Dans ce cas d’espèce, la Cour d’Appel de PARIS, suivie par la Cour de Cassation, avait légitimement considéré que le remplacement effectif du Directeur d’une Association pouvait se faire 6 mois après le licenciement du salarié.


Salariés en télétravail et tickets restaurant : désaccord profond entre le Tribunal Judiciaire de Nanterre et celui de Paris (TJ de Nanterre 10 mars 2021, n° RG 20/09616 et TJ de PARIS 30 mars 2021, n°RG20/09805)

Les salariés en télétravail ont -il droit au titres restaurant comme les autres travailleurs ? Telle est la question qui a été soumise, en l’espace de 20 jours, à deux juridictions de renom que sont le Tribunal Judiciaire de Nanterre et celui de Paris.

Alors même que nous pensions avoir obtenu un début de réponse lorsque les juges de Nanterre ont considéré que les télétravailleurs ne pouvaient se voir accorder cet avantage, du fait de la possibilité qui leur était offerte de déjeuner chez eux sans surcoût, les juges parisiens ont pris une position totalement différente au nom du principe d’égalité de traitement entre les salariés.

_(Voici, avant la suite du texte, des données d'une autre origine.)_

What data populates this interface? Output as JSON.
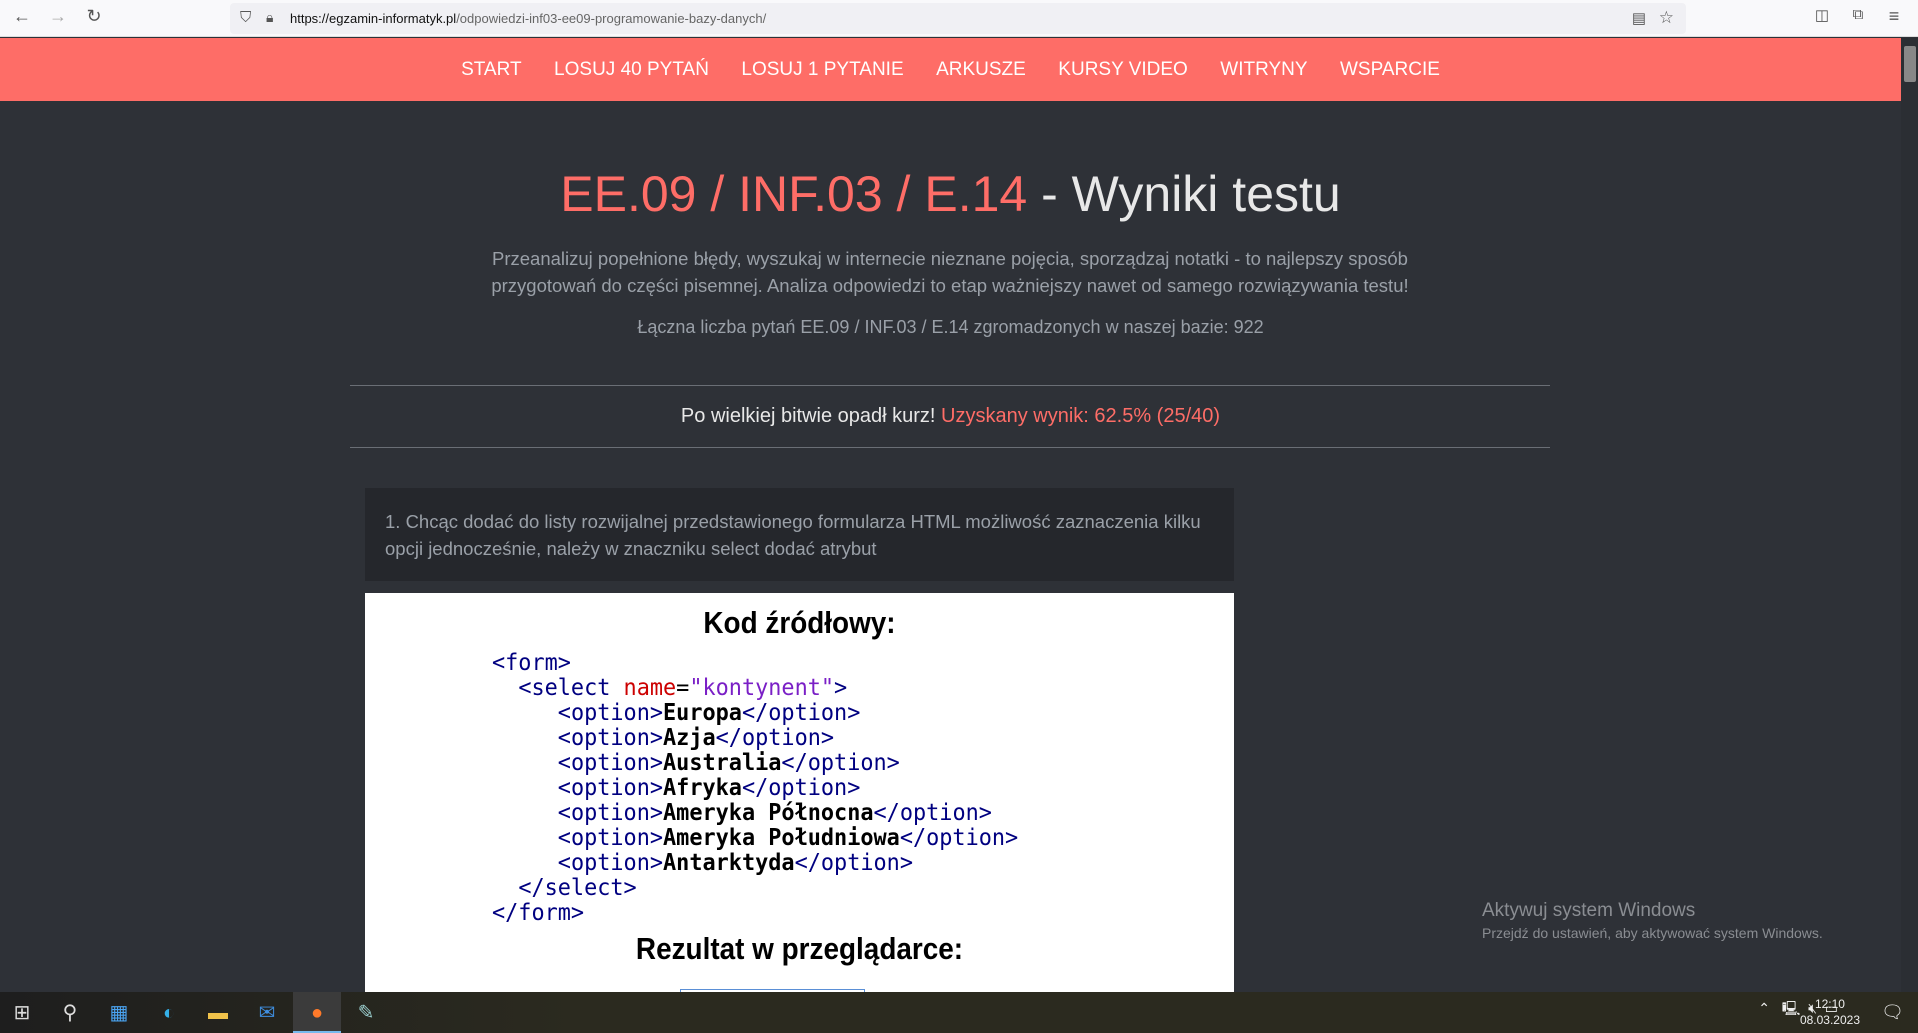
{
  "browser": {
    "url_domain": "https://egzamin-informatyk.pl",
    "url_path": "/odpowiedzi-inf03-ee09-programowanie-bazy-danych/"
  },
  "nav": {
    "items": [
      "START",
      "LOSUJ 40 PYTAŃ",
      "LOSUJ 1 PYTANIE",
      "ARKUSZE",
      "KURSY VIDEO",
      "WITRYNY",
      "WSPARCIE"
    ]
  },
  "page": {
    "title_accent": "EE.09 / INF.03 / E.14",
    "title_rest": " - Wyniki testu",
    "intro": "Przeanalizuj popełnione błędy, wyszukaj w internecie nieznane pojęcia, sporządzaj notatki - to najlepszy sposób przygotowań do części pisemnej. Analiza odpowiedzi to etap ważniejszy nawet od samego rozwiązywania testu!",
    "count": "Łączna liczba pytań EE.09 / INF.03 / E.14 zgromadzonych w naszej bazie: 922",
    "result_text": "Po wielkiej bitwie opadł kurz! ",
    "result_score": "Uzyskany wynik: 62.5% (25/40)"
  },
  "question": {
    "text": "1. Chcąc dodać do listy rozwijalnej przedstawionego formularza HTML możliwość zaznaczenia kilku opcji jednocześnie, należy w znaczniku select dodać atrybut",
    "image": {
      "heading1": "Kod źródłowy:",
      "heading2": "Rezultat w przeglądarce:",
      "form_open": "<form>",
      "select_open": "<select ",
      "attr": "name",
      "eq": "=",
      "val": "\"kontynent\"",
      "gt": ">",
      "options": [
        "Europa",
        "Azja",
        "Australia",
        "Afryka",
        "Ameryka Północna",
        "Ameryka Południowa",
        "Antarktyda"
      ],
      "opt_open": "<option>",
      "opt_close": "</option>",
      "select_close": "</select>",
      "form_close": "</form>"
    }
  },
  "watermark": {
    "line1": "Aktywuj system Windows",
    "line2": "Przejdź do ustawień, aby aktywować system Windows."
  },
  "taskbar": {
    "time": "12:10",
    "date": "08.03.2023"
  }
}
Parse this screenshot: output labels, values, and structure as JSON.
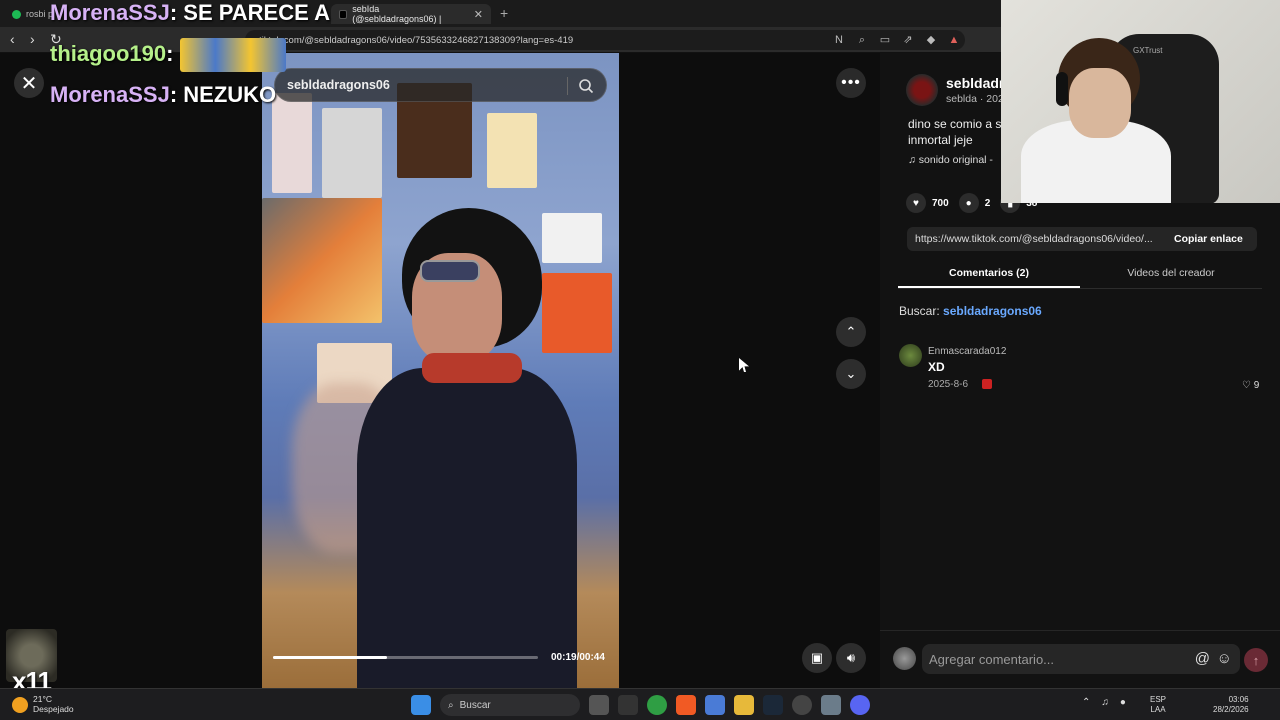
{
  "browser": {
    "tabs": [
      {
        "label": "rosbi p",
        "active": false
      },
      {
        "label": "sebIda (@sebldadragons06) |",
        "active": true
      }
    ],
    "url": "tiktok.com/@sebldadragons06/video/7535633246827138309?lang=es-419"
  },
  "chat_overlay": [
    {
      "user": "MorenaSSJ",
      "message": "SE PARECE A",
      "color": "#d7b2f5"
    },
    {
      "user": "thiagoo190",
      "message": "",
      "emote": "minions-emote",
      "color": "#b5f08a"
    },
    {
      "user": "MorenaSSJ",
      "message": "NEZUKO",
      "color": "#d7b2f5"
    }
  ],
  "player": {
    "search_text": "sebldadragons06",
    "current_time": "00:19",
    "duration": "00:44",
    "time_display": "00:19/00:44",
    "progress_fraction": 0.43
  },
  "post": {
    "author": "sebldadr",
    "author_sub": "seblda · 202",
    "description": "dino se comio a s inmortal jeje",
    "sound": "sonido original -",
    "likes": "700",
    "comments": "2",
    "saves": "38",
    "link": "https://www.tiktok.com/@sebldadragons06/video/...",
    "copy_label": "Copiar enlace"
  },
  "tabs": {
    "comments": "Comentarios (2)",
    "creator_videos": "Videos del creador"
  },
  "search_hint": {
    "prefix": "Buscar:",
    "query": "sebldadragons06"
  },
  "comments": [
    {
      "user": "Enmascarada012",
      "text": "XD",
      "date": "2025-8-6",
      "likes": "9"
    }
  ],
  "comment_bar": {
    "placeholder": "Agregar comentario...",
    "at": "@",
    "emoji": "☺"
  },
  "webcam": {
    "label": "GXTrust"
  },
  "corner_overlay": {
    "count": "x11"
  },
  "taskbar": {
    "temperature": "21°C",
    "weather": "Despejado",
    "search": "Buscar",
    "lang_top": "ESP",
    "lang_bottom": "LAA",
    "time": "03:06",
    "date": "28/2/2026"
  },
  "colors": {
    "accent": "#6aa9ff",
    "send_button": "#6a2a35",
    "chat_user_purple": "#d7b2f5",
    "chat_user_green": "#b5f08a"
  }
}
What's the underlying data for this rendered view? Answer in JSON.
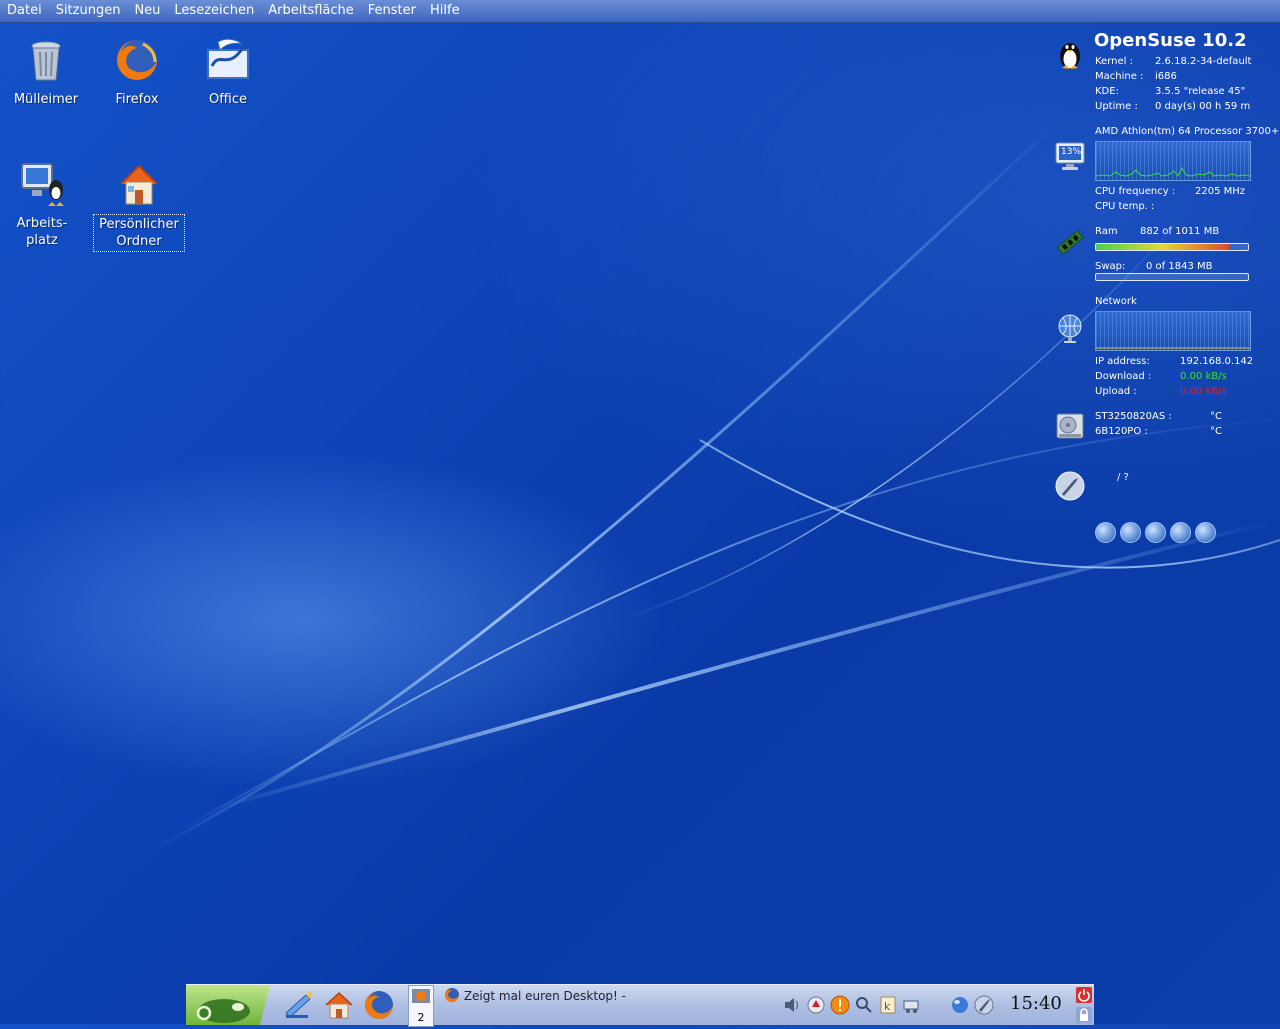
{
  "menubar": {
    "items": [
      "Datei",
      "Sitzungen",
      "Neu",
      "Lesezeichen",
      "Arbeitsfläche",
      "Fenster",
      "Hilfe"
    ]
  },
  "desktop": {
    "icons": [
      {
        "label": "Mülleimer",
        "icon": "trash-icon"
      },
      {
        "label": "Firefox",
        "icon": "firefox-icon"
      },
      {
        "label": "Office",
        "icon": "office-icon"
      },
      {
        "label": "Arbeits-\nplatz",
        "icon": "computer-icon"
      },
      {
        "label": "Persönlicher\nOrdner",
        "icon": "home-folder-icon"
      }
    ]
  },
  "widget": {
    "title": "OpenSuse 10.2",
    "system": {
      "kernel_label": "Kernel :",
      "kernel": "2.6.18.2-34-default",
      "machine_label": "Machine :",
      "machine": "i686",
      "kde_label": "KDE:",
      "kde": "3.5.5 \"release 45\"",
      "uptime_label": "Uptime :",
      "uptime": "0 day(s)  00 h 59 m"
    },
    "cpu": {
      "name": "AMD Athlon(tm) 64 Processor 3700+",
      "load_badge": "13%",
      "freq_label": "CPU frequency :",
      "freq": "2205 MHz",
      "temp_label": "CPU temp. :"
    },
    "memory": {
      "ram_label": "Ram",
      "ram": "882 of 1011 MB",
      "ram_fraction": 0.872,
      "swap_label": "Swap:",
      "swap": "0 of 1843 MB",
      "swap_fraction": 0.0
    },
    "network": {
      "title": "Network",
      "ip_label": "IP address:",
      "ip": "192.168.0.142",
      "download_label": "Download :",
      "download": "0.00 kB/s",
      "upload_label": "Upload :",
      "upload": "0.00 kB/s",
      "download_color": "#35e035",
      "upload_color": "#e02020"
    },
    "disks": {
      "d1_label": "ST3250820AS :",
      "d1_unit": "°C",
      "d2_label": "6B120PO :",
      "d2_unit": "°C"
    },
    "player": {
      "track": "/ ?"
    }
  },
  "taskbar": {
    "pager_number": "2",
    "task_title": "Zeigt mal euren Desktop! -",
    "clock": "15:40"
  },
  "colors": {
    "menubar": "#4a72c6",
    "taskbar": "#b3c3e6",
    "wallpaper": "#0e44b8"
  }
}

Sur ce point, et afin de faire primer le principe de sécurité juridique, un éclaircissement serait le bienvenu, d’autant plus que l’URSSAF, par l’intermédiaire du nouveau BOSS (Bulletin Officiel de Sécurité Sociale) est venue dès le 1er avril 2021, se ranger derrière la position des juges parisiens en appliquant le même régime d’exonération sociale aux télétravailleurs et aux salariés présents sur site.

Affaire à suivre, d’autant plus que tout appel interjeté au titre de ces deux jugements serait porté devant deux Cour différentes, celle de Paris et de Versailles.

Sur ce point, il conviendra d’observer si les juges d’appel décident ou non de s’entendre.


Violences, injures et humiliations : la caractérisation de la faute grave ne dépend pas toujours exclusivement de la libre appréciation des juges du fond (Cass, Soc. 31 mars 2021, n°19-22.388 et Cass, Soc. 31 mars 2021, n°19-23.518)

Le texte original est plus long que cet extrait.